My husband's cousin who is frantically planning her wedding is pregnant. She is in her early 40's, I am happy for her but can't help but feel a little jealous.

Here is an interesting blog I found while reading on vitamin D

http://infertility-fertility.blogspot.com/

RG

Wednesday, May 12, 2010

Impatient

Its been a week since I e-mailed my chart to my Dr. and I haven't heard back from him. I am aware that the wait can be long for surgery but I need to know the possibility of when it can happen. I am not a very patient person, my husband reminds of this on a daily bases :) but I am really trying.
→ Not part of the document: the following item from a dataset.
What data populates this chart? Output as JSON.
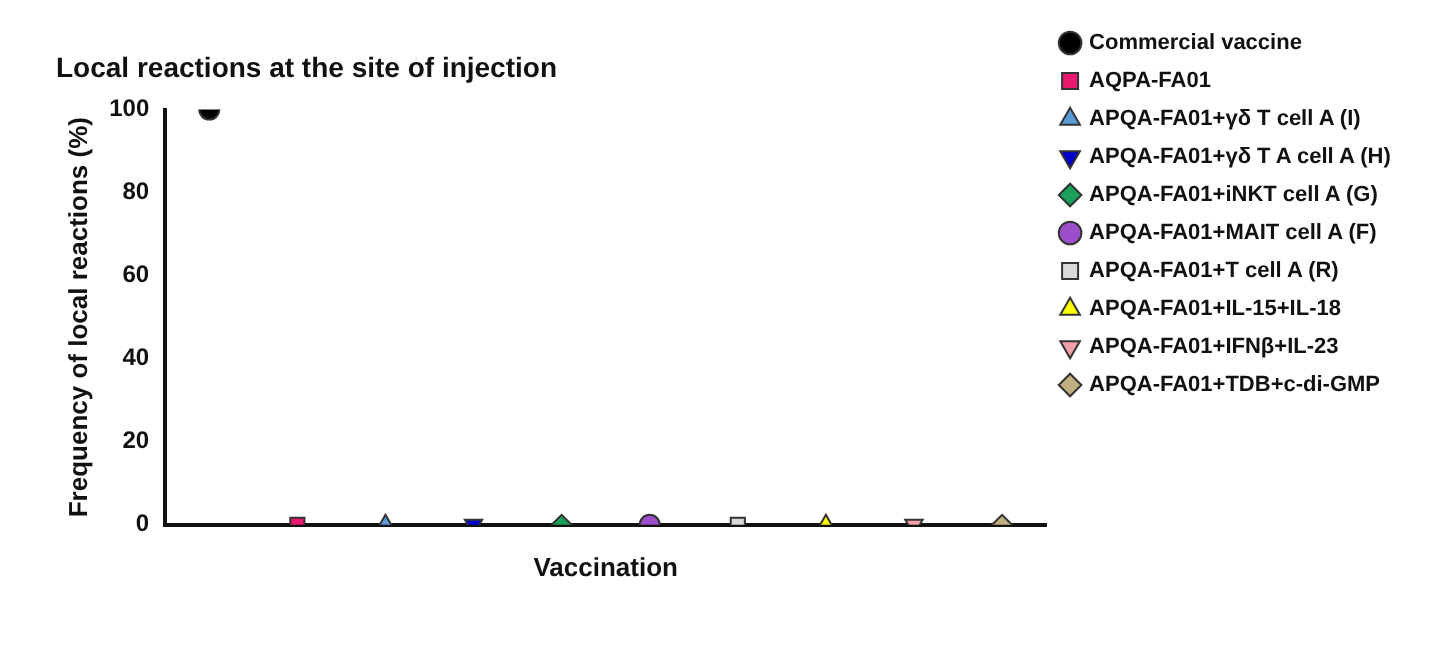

So I broke down and e-mailed the Dr. and asked if he has gotten a chance to look at my chart and when I can schedule surgery. Hope he doesn't think I am being too pushy. I also need to tell my job of my schedule since they are allowing me to work from home.
Recently so many bloggers who have been seeing Nap.ro Drs are expecting. This gives me so much hope. But right now all the focus will be getting to feel better.

Since I have been working form home I have also been thinking if I should take a year off working and focus on getting well and TCC. Lots of thoughts going through my head. Haven't mentioned it to my husband yet. If this has to happen then our hopes of buying a house will have to be put on hold and we may struggle a little bit financially. But it could all be worth it. But then again I wouldn't know what to do with myself if I quit work. So many things going through my mind.

RG

Monday, May 10, 2010

Stuff

Usually on Mother's day we get together for lunch or dinner with my parents and siblings. Being from another country, our culture doesn't have a Mother's day. However, we do get together since we all live close to each other. Mother's day wasn't any harder for me than any other day.

I bumped in to a friend I lost touch with this past week. The last time I talked to her was when she was pregnant with her third child which was unplanned. She was trying to go back to school at the time and boom she was pregnant. Anyhow when she saw me the other day with my husband with no child to show for she said "you still don't have a baby?"-I don't think I have talked to her about our IF situation. She followed with "you are being selfish for not having a baby by now". Wow, what do you say to that, I smiled and said nothing and since her husband seem to be in a hurry with the kids running around we exchanged numbers and parted. Would I have said something like that if I had no issues with fertility, I doubt it. But her words hit me like a brick. People have no clue. Even if I chose not to have kids what gives her the right to call me selfish. If she has asked me nicely I would have said we are trying and it is just not happening for us.

On the health front my Nap.ro Dr. has me on mega dose of Vitamin D and thinks that some of my symptoms are because of the vitamin D deficiency. I just took my first dose and man my stomach is already unhappy. I Still don't have a date for surgery, anxiously waiting.